Light microscopes are great, they make beautiful pictures and allow us to look inside living things but there's a limit to how much they can magnify things. If you want to see stuff that's really small you need to use an electron microscope.

A researcher at an electron microscope

Electron microscopes can magnify things hundreds of thousands of times but they need something that's very thin so we can shine an electron beam through it, and very dry because they work in a vacuum and water would just boil away. We dry our slimes out in alcohol and set them in a resin that hardens when it's baked.

Specimen set in resin block
Microtome and diamond blade

The resin embedded slimes are sliced on a machine called an Ultramictome which uses a diamond knife into cut pieces a hundred times thinner than a human hair ready for us to put in the microscope.

Overview

Cells are very complicated with many parts. With an electron microscope, even a single picture can contain a huge amount of information.

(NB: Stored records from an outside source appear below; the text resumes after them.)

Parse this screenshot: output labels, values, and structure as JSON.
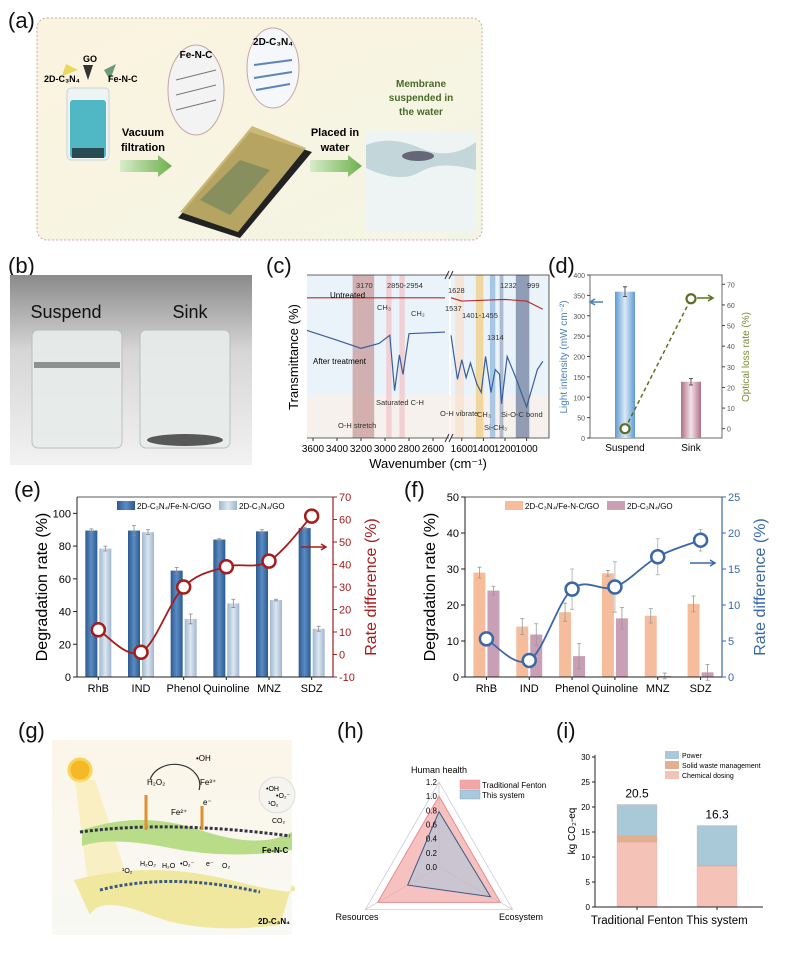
{
  "panel_labels": {
    "a": "(a)",
    "b": "(b)",
    "c": "(c)",
    "d": "(d)",
    "e": "(e)",
    "f": "(f)",
    "g": "(g)",
    "h": "(h)",
    "i": "(i)"
  },
  "panel_a": {
    "c3n4": "2D-C₃N₄",
    "go": "GO",
    "fenc": "Fe-N-C",
    "zoom_fenc": "Fe-N-C",
    "zoom_c3n4": "2D-C₃N₄",
    "vacuum_1": "Vacuum",
    "vacuum_2": "filtration",
    "placed_1": "Placed in",
    "placed_2": "water",
    "membrane_1": "Membrane",
    "membrane_2": "suspended in",
    "membrane_3": "the water",
    "colors": {
      "arrow": "#8cc36a",
      "membrane_text": "#4a6a2a",
      "beaker_liquid": "#4fb8c4"
    }
  },
  "panel_b": {
    "suspend": "Suspend",
    "sink": "Sink"
  },
  "panel_g": {
    "oh": "•OH",
    "h2o2": "H₂O₂",
    "fe3": "Fe³⁺",
    "fe2": "Fe²⁺",
    "e": "e⁻",
    "bubble_oh": "•OH",
    "bubble_o2": "•O₂⁻",
    "bubble_1o2": "¹O₂",
    "co2": "CO₂",
    "fenc": "Fe-N-C",
    "c3n4": "2D-C₃N₄",
    "low_1o2": "¹O₂",
    "low_h2o2": "H₂O₂",
    "low_h2o": "H₂O",
    "low_o2r": "•O₂⁻",
    "low_e": "e⁻",
    "low_o2": "O₂"
  },
  "chart_data": [
    {
      "panel": "c",
      "type": "line",
      "xlabel": "Wavenumber (cm⁻¹)",
      "ylabel": "Transmittance (%)",
      "x_axis_broken": true,
      "x_ticks_left": [
        3600,
        3400,
        3200,
        3000,
        2800,
        2600
      ],
      "x_ticks_right": [
        1600,
        1400,
        1200,
        1000
      ],
      "series": [
        {
          "name": "Untreated",
          "color": "#b03030",
          "points": [
            [
              3650,
              86
            ],
            [
              2500,
              86
            ],
            [
              1700,
              86
            ],
            [
              1600,
              84
            ],
            [
              1200,
              85
            ],
            [
              1000,
              84
            ],
            [
              850,
              79
            ]
          ]
        },
        {
          "name": "After treatment",
          "color": "#3a5f9a",
          "points": [
            [
              3650,
              66
            ],
            [
              3400,
              60
            ],
            [
              3200,
              55
            ],
            [
              3050,
              58
            ],
            [
              2960,
              63
            ],
            [
              2920,
              29
            ],
            [
              2880,
              51
            ],
            [
              2850,
              39
            ],
            [
              2800,
              64
            ],
            [
              2500,
              65
            ],
            [
              1700,
              63
            ],
            [
              1640,
              36
            ],
            [
              1600,
              48
            ],
            [
              1560,
              37
            ],
            [
              1520,
              46
            ],
            [
              1460,
              33
            ],
            [
              1420,
              28
            ],
            [
              1380,
              50
            ],
            [
              1330,
              28
            ],
            [
              1290,
              42
            ],
            [
              1250,
              39
            ],
            [
              1232,
              21
            ],
            [
              1180,
              50
            ],
            [
              1100,
              37
            ],
            [
              1000,
              19
            ],
            [
              900,
              42
            ],
            [
              850,
              47
            ]
          ]
        }
      ],
      "bands": [
        {
          "range": [
            3270,
            3090
          ],
          "color": "#c79a98"
        },
        {
          "range": [
            2990,
            2945
          ],
          "color": "#f2c4c8"
        },
        {
          "range": [
            2880,
            2835
          ],
          "color": "#f2c4c8"
        },
        {
          "range": [
            1660,
            1580
          ],
          "color": "#f8e0cc"
        },
        {
          "range": [
            1470,
            1400
          ],
          "color": "#f2cc80"
        },
        {
          "range": [
            1340,
            1290
          ],
          "color": "#90b8e0"
        },
        {
          "range": [
            1250,
            1215
          ],
          "color": "#98a8c4"
        },
        {
          "range": [
            1100,
            975
          ],
          "color": "#7080a0"
        }
      ],
      "annotations": {
        "p3170": "3170",
        "p2850": "2850-2954",
        "p1628": "1628",
        "p1232": "1232",
        "p999": "999",
        "ch3_a": "CH₃",
        "ch2": "CH₂",
        "p1537": "1537",
        "p1401": "1401-1455",
        "p1314": "1314",
        "oh_stretch": "O-H stretch",
        "sat_ch": "Saturated C-H",
        "oh_vibrate": "O-H vibrate",
        "ch3_b": "CH₃",
        "sich3": "Si-CH₃",
        "sioc": "Si-O-C bond"
      }
    },
    {
      "panel": "d",
      "type": "bar+line",
      "categories": [
        "Suspend",
        "Sink"
      ],
      "ylabel_left": "Light intensity (mW cm⁻²)",
      "ylabel_right": "Optical loss rate (%)",
      "ylim_left": [
        0,
        400
      ],
      "y_ticks_left": [
        0,
        50,
        100,
        150,
        200,
        250,
        300,
        350,
        400
      ],
      "ylim_right": [
        -5,
        75
      ],
      "y_ticks_right": [
        0,
        10,
        20,
        30,
        40,
        50,
        60,
        70
      ],
      "light_intensity": [
        359,
        138
      ],
      "light_error": [
        12,
        8
      ],
      "optical_loss": [
        0,
        63
      ],
      "colors": {
        "suspend": "#7fb2de",
        "sink": "#c48c9e",
        "loss": "#5a7020",
        "left_axis": "#4a80b8",
        "right_axis": "#7a8a30"
      }
    },
    {
      "panel": "e",
      "type": "bar+line",
      "categories": [
        "RhB",
        "IND",
        "Phenol",
        "Quinoline",
        "MNZ",
        "SDZ"
      ],
      "ylabel_left": "Degradation rate (%)",
      "ylabel_right": "Rate difference (%)",
      "ylim_left": [
        0,
        110
      ],
      "y_ticks_left": [
        0,
        20,
        40,
        60,
        80,
        100
      ],
      "ylim_right": [
        -10,
        70
      ],
      "y_ticks_right": [
        -10,
        0,
        10,
        20,
        30,
        40,
        50,
        60,
        70
      ],
      "series": [
        {
          "name": "2D-C₃N₄/Fe-N-C/GO",
          "values": [
            89.5,
            89.5,
            65,
            84,
            89,
            91
          ],
          "errors": [
            1,
            3,
            2,
            0.5,
            1,
            0.5
          ],
          "color": "#3e6fa6"
        },
        {
          "name": "2D-C₃N₄/GO",
          "values": [
            78.5,
            88.5,
            35.5,
            45,
            47,
            29.5
          ],
          "errors": [
            1.5,
            1.5,
            3,
            2.5,
            0.5,
            1.5
          ],
          "color": "#b9ccde"
        }
      ],
      "rate_difference": [
        11,
        1,
        30,
        39,
        41.5,
        61.5
      ],
      "line_color": "#a51c1c"
    },
    {
      "panel": "f",
      "type": "bar+line",
      "categories": [
        "RhB",
        "IND",
        "Phenol",
        "Quinoline",
        "MNZ",
        "SDZ"
      ],
      "ylabel_left": "Degradation rate (%)",
      "ylabel_right": "Rate difference (%)",
      "ylim_left": [
        0,
        50
      ],
      "y_ticks_left": [
        0,
        10,
        20,
        30,
        40,
        50
      ],
      "ylim_right": [
        0,
        25
      ],
      "y_ticks_right": [
        0,
        5,
        10,
        15,
        20,
        25
      ],
      "series": [
        {
          "name": "2D-C₃N₄/Fe-N-C/GO",
          "values": [
            29,
            14,
            18,
            28.8,
            17,
            20.3
          ],
          "errors": [
            1.5,
            2.2,
            2.5,
            0.8,
            2,
            2.2
          ],
          "color": "#f5bd9c"
        },
        {
          "name": "2D-C₃N₄/GO",
          "values": [
            24,
            11.8,
            5.8,
            16.3,
            0.3,
            1.3
          ],
          "errors": [
            1.2,
            3,
            3.5,
            3,
            0.8,
            2.2
          ],
          "color": "#c99fb5"
        }
      ],
      "rate_difference": [
        5.3,
        2.3,
        12.2,
        12.5,
        16.7,
        19
      ],
      "rate_difference_errors": [
        0,
        0,
        2.8,
        3.5,
        2.5,
        1.5
      ],
      "line_color": "#3a68a6"
    },
    {
      "panel": "h",
      "type": "radar",
      "axes": [
        "Human health",
        "Resources",
        "Ecosystem"
      ],
      "r_ticks": [
        "0.0",
        "0.2",
        "0.4",
        "0.6",
        "0.8",
        "1.0",
        "1.2"
      ],
      "rlim": [
        0,
        1.2
      ],
      "series": [
        {
          "name": "Traditional Fenton",
          "values": [
            1.0,
            1.0,
            1.0
          ],
          "color": "#f2a6a6"
        },
        {
          "name": "This system",
          "values": [
            0.78,
            0.51,
            0.84
          ],
          "color": "#a8c8e0"
        }
      ]
    },
    {
      "panel": "i",
      "type": "bar",
      "stacked": true,
      "categories": [
        "Traditional Fenton",
        "This system"
      ],
      "ylabel": "kg CO₂-eq",
      "ylim": [
        0,
        30
      ],
      "y_ticks": [
        0,
        5,
        10,
        15,
        20,
        25,
        30
      ],
      "series": [
        {
          "name": "Chemical dosing",
          "values": [
            13.0,
            8.2
          ],
          "color": "#f4c2b6"
        },
        {
          "name": "Solid waste management",
          "values": [
            1.2,
            0.1
          ],
          "color": "#e2b08c"
        },
        {
          "name": "Power",
          "values": [
            6.3,
            8.0
          ],
          "color": "#a9c9d9"
        }
      ],
      "totals": [
        "20.5",
        "16.3"
      ],
      "legend_order": [
        "Power",
        "Solid waste management",
        "Chemical dosing"
      ]
    }
  ]
}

Physarum - electron microscope image

This is a slice through a slime mould vein - they're very busy inside. Electron microscopes only make black and white images but we often colour them in to make it easier to see what's going on. Have a look below to see a labelled version

A labeled micrograph of a slime mould

Membranes - there are a lot of membranes in cells - anywhere you see a boundary with a thin dark line on this picture is a membrane. They're made of oils and keep different parts of a cell separated. If you look closely around the nucleus you can see it has a double layer and tiny gaps called nuclear pores to control what goes in and out of the nucleus.

Ectoplasm - ordinary cells just have 'cytoplasm' - the goo inside that contains everything. Slime moulds have two layers - the ectoplasm is the bit with all the normal cell stuff in it - it's on the outside layer of the veins.

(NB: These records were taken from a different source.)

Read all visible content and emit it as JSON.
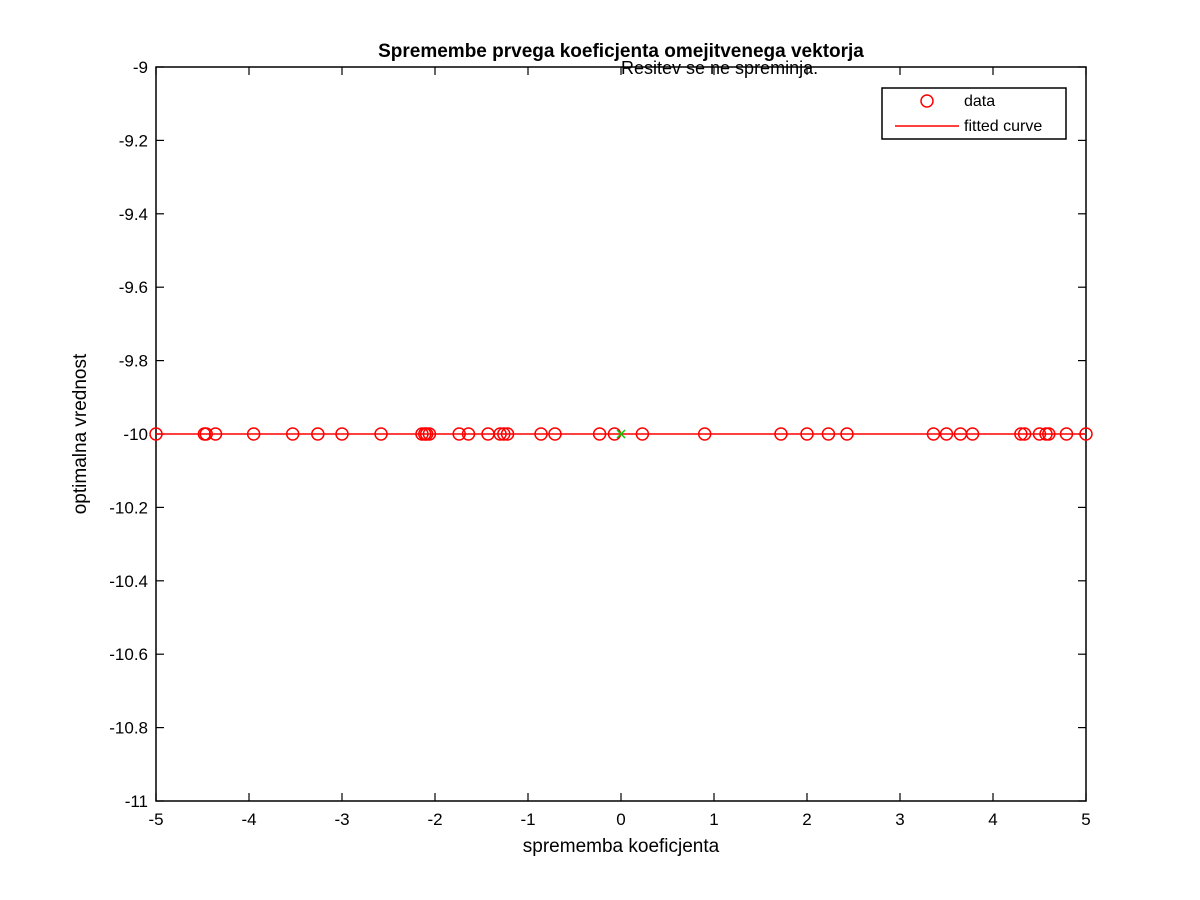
{
  "chart_data": {
    "type": "scatter",
    "title": "Spremembe prvega koeficjenta omejitvenega vektorja",
    "annotation": "Resitev se ne spreminja.",
    "xlabel": "sprememba koeficjenta",
    "ylabel": "optimalna vrednost",
    "xlim": [
      -5,
      5
    ],
    "ylim": [
      -11,
      -9
    ],
    "xticks": [
      -5,
      -4,
      -3,
      -2,
      -1,
      0,
      1,
      2,
      3,
      4,
      5
    ],
    "xtick_labels": [
      "-5",
      "-4",
      "-3",
      "-2",
      "-1",
      "0",
      "1",
      "2",
      "3",
      "4",
      "5"
    ],
    "yticks": [
      -9,
      -9.2,
      -9.4,
      -9.6,
      -9.8,
      -10,
      -10.2,
      -10.4,
      -10.6,
      -10.8,
      -11
    ],
    "ytick_labels": [
      "-9",
      "-9.2",
      "-9.4",
      "-9.6",
      "-9.8",
      "-10",
      "-10.2",
      "-10.4",
      "-10.6",
      "-10.8",
      "-11"
    ],
    "grid": false,
    "legend_position": "top-right",
    "series": [
      {
        "name": "data",
        "type": "scatter",
        "marker": "circle",
        "color": "#ff0000",
        "x": [
          -5.0,
          -4.48,
          -4.46,
          -4.36,
          -3.95,
          -3.53,
          -3.26,
          -3.0,
          -2.58,
          -2.14,
          -2.11,
          -2.09,
          -2.06,
          -1.74,
          -1.64,
          -1.43,
          -1.3,
          -1.26,
          -1.22,
          -0.86,
          -0.71,
          -0.23,
          -0.07,
          0.23,
          0.9,
          1.72,
          2.0,
          2.23,
          2.43,
          3.36,
          3.5,
          3.65,
          3.78,
          4.3,
          4.34,
          4.5,
          4.57,
          4.6,
          4.79,
          5.0
        ],
        "y": [
          -10,
          -10,
          -10,
          -10,
          -10,
          -10,
          -10,
          -10,
          -10,
          -10,
          -10,
          -10,
          -10,
          -10,
          -10,
          -10,
          -10,
          -10,
          -10,
          -10,
          -10,
          -10,
          -10,
          -10,
          -10,
          -10,
          -10,
          -10,
          -10,
          -10,
          -10,
          -10,
          -10,
          -10,
          -10,
          -10,
          -10,
          -10,
          -10,
          -10
        ]
      },
      {
        "name": "fitted curve",
        "type": "line",
        "color": "#ff0000",
        "x": [
          -5,
          5
        ],
        "y": [
          -10,
          -10
        ]
      },
      {
        "type": "scatter",
        "marker": "x",
        "color": "#00cc00",
        "x": [
          0
        ],
        "y": [
          -10
        ]
      }
    ]
  }
}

Endoplasm - the other layer, it's much more liquid than the ectoplasm, it's the fluid in the veins and contains dissolved food and other goodies.

Endocytosis - cell membranes are constantly on the move. To get something big (like a tasty bit of oat flake) inside a cell they can fold in and form a funnel around the target that pinches off to make a tiny bubble called a vesicle. The opposite - spitting things out is called exocytosis.

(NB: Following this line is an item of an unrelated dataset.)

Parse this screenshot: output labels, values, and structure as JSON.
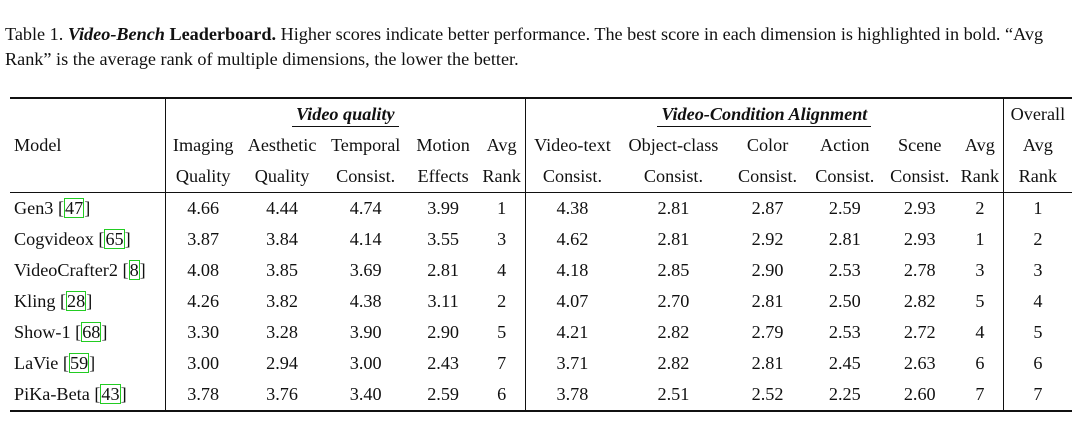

Mitochondrion - These organelles make energy for the cell - they break down sugar and use it to make ATP which is a sort of portable energy source for chemical reactions in the cell.

Nucleus - the bit with the DNA, it takes in information from the rest of the cell and sends out instructions on what proteins to make. The dark patches are nucleoli - areas where the DNA has been opened up for copying.

Lysosomes - special vesicles that contain powerful digestive enzymes that digest and reuse old and damaged bits of the cell.